Das Ziel des Kapitels

Bevor wir die Einzelheiten des Kapitels besehen, möchte ich gerne vorab in drei Punkten zeigen, welche Absicht Gott hat, wenn Er uns diese Dinge mitteilt:

  1. Gott steuert die Geschichte: Gott hält alle Dinge in der Hand. Auch wenn die Herrschaft den Nationen übergeben war, hat Gott zu keiner Zeit die Kontrolle verloren. Im Gegenteil: Alles ist von Ihm geplant. Auch wenn Er nicht direkt regiert (wie der Herr Jesus es einmal tun wird), geschieht gar nichts ohne seinen Willen. Nebukadnezar konnte nicht tun und lassen, was er wollte. Gott steuerte seine Geschicke. Gott kennt allein die Zukunft und hat alles geplant. Er ist souverän und kann sogar die Gottlosigkeit von Menschen benutzen, um seine Ziele zu erreichen.
  2. Jede Autorität (Gewalt) kommt von Gott: Gott hatte Nebukadnezar das Reich gegeben. Er hatte den Zeitpunkt bestimmt, an dem er an die Macht kam, und Er bestimmte den Zeitpunkt, wo er sie wieder abgeben musste. Der Gott, der Autorität gibt, kann sie jederzeit wieder wegnehmen, selbst wenn es – wie bei Nebukadnezar – durch eine Macht geschah, die geringer war als seine eigene. Nebukadnezar sollte lernen, woher er seine Autorität hatte. Vordergründig war er der Nachfolger seines Vaters. Außerdem hatte er durch seine eigenen Eroberungen Anteil an seinem Erfolg und seinem Einfluss. Aber Gott machte ihm klar, dass seine Herrschaft und Gewalt von dem Gott des Himmels stammte. Regierungen sind Instrumente und Diener Gottes. Das wird so lange der Fall sein, bis der römische Weltherrscher unter der direkten Inspiration Satans die Regierung an sich reißt (Off 13,2). Diese Regierung wird die erste Regierung sein, die nicht von Gott ist. 2
  3. Die Herrschaft dieser Erde ist nur für eine Zeit, denn am Ende regiert Gott: Immer wieder haben Regenten dieser Welt geglaubt, ihre Macht würde kein Ende nehmen. Aber Gott zeigte Nebukadnezar, dass sein Reich zu einem Ende kommen und dass andere Reiche folgen würden. Seine Nachfolger würden das Reich verlieren und durch Regenten anderer Nationen ersetzt werden. Aber alle Folgereiche würden ebenfalls nur für eine bestimmte Zeit sein. Am Ende würden sie alle zerstört werden.3 Dann beginnt das Reich unseres Herrn und Heilandes Jesus Christus, das Er auf dieser Erde etablieren wird. Der Stein, der sich losreißt, ist ein Hinweis auf den Messias, der kommt, um das Reich Gottes in Macht und Herrlichkeit zu gründen. Wir lernen, dass geschichtliche Ereignisse nicht nur unter der Zulassung Gottes geschehen, sondern letztlich nach dem Ratschluss seines Willens (Eph 1,11). Am Ende mündet alles in die Regierung des Herrn Jesus ein. Es ist Gottes Plan, dass Er einmal über alles herrschen wird.

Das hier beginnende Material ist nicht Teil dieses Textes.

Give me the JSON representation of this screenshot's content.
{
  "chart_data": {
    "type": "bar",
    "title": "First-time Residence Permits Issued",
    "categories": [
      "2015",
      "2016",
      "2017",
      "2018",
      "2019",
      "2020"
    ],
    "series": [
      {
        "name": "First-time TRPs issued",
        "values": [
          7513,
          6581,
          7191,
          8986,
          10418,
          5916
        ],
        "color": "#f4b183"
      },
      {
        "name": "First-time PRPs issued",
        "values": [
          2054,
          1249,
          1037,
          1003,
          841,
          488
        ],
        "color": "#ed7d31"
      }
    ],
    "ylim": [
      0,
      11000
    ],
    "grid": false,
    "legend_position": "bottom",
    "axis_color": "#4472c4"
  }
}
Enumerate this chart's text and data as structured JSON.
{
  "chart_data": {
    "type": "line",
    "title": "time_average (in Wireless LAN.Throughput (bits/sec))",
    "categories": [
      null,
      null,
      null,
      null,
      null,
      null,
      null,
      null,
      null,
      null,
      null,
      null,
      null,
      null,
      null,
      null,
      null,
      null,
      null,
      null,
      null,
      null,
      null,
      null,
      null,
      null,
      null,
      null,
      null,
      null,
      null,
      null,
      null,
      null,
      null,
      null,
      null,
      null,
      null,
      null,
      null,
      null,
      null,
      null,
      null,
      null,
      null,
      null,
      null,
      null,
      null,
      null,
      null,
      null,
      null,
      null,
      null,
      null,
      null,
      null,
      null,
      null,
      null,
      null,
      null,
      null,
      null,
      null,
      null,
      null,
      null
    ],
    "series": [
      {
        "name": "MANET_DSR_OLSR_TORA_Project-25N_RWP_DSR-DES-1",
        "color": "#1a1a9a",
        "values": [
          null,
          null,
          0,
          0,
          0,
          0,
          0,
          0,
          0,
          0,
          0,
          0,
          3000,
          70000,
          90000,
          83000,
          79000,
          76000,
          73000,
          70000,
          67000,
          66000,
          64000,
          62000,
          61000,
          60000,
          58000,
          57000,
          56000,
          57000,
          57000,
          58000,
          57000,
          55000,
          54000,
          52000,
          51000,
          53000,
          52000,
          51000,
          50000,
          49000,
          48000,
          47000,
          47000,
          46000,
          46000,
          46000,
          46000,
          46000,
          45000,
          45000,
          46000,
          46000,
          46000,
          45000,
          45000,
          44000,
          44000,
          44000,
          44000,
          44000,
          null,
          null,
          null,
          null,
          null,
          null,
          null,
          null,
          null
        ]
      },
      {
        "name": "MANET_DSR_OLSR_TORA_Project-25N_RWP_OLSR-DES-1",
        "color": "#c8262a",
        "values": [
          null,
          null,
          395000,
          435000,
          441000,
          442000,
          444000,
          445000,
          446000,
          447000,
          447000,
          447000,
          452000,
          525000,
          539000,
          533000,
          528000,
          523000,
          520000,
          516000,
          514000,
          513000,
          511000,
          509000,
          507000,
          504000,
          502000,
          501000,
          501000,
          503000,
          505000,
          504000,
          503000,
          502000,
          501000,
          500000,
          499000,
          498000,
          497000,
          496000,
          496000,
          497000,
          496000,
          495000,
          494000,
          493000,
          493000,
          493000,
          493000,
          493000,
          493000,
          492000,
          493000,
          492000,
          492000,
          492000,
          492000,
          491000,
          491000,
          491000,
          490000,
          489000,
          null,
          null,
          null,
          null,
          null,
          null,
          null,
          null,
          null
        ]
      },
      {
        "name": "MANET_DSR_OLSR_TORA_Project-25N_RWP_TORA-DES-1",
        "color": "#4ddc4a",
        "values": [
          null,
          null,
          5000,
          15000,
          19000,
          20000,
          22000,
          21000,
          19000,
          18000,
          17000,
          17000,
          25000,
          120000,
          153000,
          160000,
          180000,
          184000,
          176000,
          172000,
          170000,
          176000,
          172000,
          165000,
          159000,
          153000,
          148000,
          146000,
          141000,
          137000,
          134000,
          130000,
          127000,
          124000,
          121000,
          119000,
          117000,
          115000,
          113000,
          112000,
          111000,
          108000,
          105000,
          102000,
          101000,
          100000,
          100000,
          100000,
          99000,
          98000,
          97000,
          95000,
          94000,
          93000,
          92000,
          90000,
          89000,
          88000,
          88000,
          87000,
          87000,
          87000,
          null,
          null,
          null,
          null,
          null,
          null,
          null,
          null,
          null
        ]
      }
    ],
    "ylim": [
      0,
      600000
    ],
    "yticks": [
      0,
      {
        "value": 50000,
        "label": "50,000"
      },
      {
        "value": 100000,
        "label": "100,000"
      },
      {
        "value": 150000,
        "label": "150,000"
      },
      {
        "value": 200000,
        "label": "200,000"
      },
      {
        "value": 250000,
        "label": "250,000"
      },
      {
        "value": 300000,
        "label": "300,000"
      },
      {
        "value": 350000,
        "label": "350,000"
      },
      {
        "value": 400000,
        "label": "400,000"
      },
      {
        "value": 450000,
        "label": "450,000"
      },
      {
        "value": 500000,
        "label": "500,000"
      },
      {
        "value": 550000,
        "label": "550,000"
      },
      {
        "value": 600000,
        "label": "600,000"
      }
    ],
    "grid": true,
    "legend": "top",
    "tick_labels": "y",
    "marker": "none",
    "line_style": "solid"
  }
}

Insgesamt gesehen macht Daniel 2 einmal mehr deutlich, dass allein das Wort Gottes wahrhaftig und glaubwürdig ist. Alle Ereignisse, die Daniel im Auftrag Gottes voraussagte, sind so geschehen, wie Daniel es dem König gesagt hat. Deshalb können wir sicher sein, dass sich das, was bisher noch nicht in Erfüllung gegangen ist, ebenso erfüllen wird. Es gibt nicht den geringsten Zweifel daran. Gott kann Ereignisse genau beschreiben, bevor sie geschehen. Das kann Er, weil Er alles unter Kontrolle hat.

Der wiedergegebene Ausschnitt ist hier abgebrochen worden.